Well, you guys know how I feel about the way box office revenues are viewed, which continue unabated and incorrect, and seriously, are there any sane voices of dissent on this topic? Product rules the box office: always has, always will. You want answers to why one week is colossally bigger than the same week in a previous year? It's that easy. Good product. You rarely ever see a good product go unsold at movie theatres.
However, one entertainment industry cannot claim product as their end-all factor. The music biz is the latest to suffer truckloads of negative press concerning their album sales. It's always been there, but now it's starting to overshadow all the other entertainment industry woes. What the hell is happening to album sales? Even the big guns can't seem to unleash a million-seller on their opening week. High School: The Musical was the top-selling album of 2006. Bigwigs are getting fired.

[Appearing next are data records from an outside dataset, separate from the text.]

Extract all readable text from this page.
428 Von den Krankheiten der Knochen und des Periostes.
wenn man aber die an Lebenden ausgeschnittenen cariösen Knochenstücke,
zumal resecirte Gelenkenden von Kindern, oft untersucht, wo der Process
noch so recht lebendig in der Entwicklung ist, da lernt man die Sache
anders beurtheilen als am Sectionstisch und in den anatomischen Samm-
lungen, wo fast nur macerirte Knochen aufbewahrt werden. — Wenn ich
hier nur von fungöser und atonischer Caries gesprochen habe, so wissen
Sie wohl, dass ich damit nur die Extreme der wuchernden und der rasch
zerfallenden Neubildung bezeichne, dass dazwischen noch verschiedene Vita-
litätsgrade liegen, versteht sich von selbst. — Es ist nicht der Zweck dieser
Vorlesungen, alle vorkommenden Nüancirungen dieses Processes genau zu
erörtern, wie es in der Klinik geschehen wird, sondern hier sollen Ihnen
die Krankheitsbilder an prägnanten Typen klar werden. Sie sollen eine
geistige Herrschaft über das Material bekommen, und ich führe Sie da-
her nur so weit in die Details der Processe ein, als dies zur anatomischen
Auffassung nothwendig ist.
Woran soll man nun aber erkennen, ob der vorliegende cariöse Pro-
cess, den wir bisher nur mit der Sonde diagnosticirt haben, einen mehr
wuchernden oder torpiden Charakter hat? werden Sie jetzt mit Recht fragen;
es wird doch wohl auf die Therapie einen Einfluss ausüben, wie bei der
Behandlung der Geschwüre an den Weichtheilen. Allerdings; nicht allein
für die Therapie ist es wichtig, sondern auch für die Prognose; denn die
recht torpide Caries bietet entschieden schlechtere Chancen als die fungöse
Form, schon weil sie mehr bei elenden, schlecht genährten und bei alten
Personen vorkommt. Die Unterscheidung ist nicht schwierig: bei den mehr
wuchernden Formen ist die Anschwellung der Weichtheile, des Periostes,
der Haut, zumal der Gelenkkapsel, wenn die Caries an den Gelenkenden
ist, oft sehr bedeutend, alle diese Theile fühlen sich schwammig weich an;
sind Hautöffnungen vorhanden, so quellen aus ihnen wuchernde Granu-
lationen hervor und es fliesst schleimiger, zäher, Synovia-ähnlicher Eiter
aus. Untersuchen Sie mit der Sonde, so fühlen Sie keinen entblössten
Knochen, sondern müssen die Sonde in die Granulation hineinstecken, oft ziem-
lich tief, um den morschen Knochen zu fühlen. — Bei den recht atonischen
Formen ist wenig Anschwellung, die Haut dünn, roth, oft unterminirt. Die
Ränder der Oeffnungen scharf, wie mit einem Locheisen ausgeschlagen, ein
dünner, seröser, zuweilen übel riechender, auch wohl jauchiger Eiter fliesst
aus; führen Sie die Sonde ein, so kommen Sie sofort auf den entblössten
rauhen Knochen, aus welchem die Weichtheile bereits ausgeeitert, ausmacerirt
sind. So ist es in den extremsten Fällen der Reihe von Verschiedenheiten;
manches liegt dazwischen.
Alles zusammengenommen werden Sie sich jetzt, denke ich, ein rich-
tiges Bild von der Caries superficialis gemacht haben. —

And while occasionally someone thinks correctly that iPods and MP3 players and all of its ilk are responsible for the steep decline, there doesn't seem to be enough of it. There are far more people interested in just looking at the mess and shrugging their shoulders. I've seen small articles in Rolling Stone and Entertainment Weekly just making mention of the slide, but not offering any reasons.
Here is where product doesn't matter. There are a million ways to hear your favorite song nowadays. Previously, if you wanted to own it, you had to buy the album or tape it off the radio hoping that the DJ wasn't pimping his station's call letters over the beginning of it. Or, you could buy the single, but that freaking cost at least half of what it would take to buy the whole album. Album sales are down because you can download practically any song you want, and yet, albums still cost the same as they did before the digital age.
And let's face it, most albums aren't full of great songs, either. This is the single age, where you try to find 2 or 3 hits and then fill the rest with garbage in order to make it seem like you sweated over the album for months in order to get 10 songs on it, justifying that $14.99 price or whatever. But even if you make an album with 12 kickass classics, no one wants to venture the cost to see if that's the case. The music industry is an overcrowded market, and the lack of demand for albums should reduce the price, at least this is what I'm supposed to believe from Economics 101. This is why Tower Records went out of business--more than anyone, they jacked up the stickers for albums, likely to pay for their usually extravagant rental space.
Albums probably should be around 7 or 8 bucks right now (maybe less). Of course, maybe the concept of "album" is slowly dying. You don't hear about new technologies involving music software anymore, the CD has been king for 15 years or so, and nothing seems to be around the corner to supplant it other than the digital music players, which conveniently eliminate the need for software. If any industry needs to just go ahead and embrace the digital age as inevitable, it's the music industry.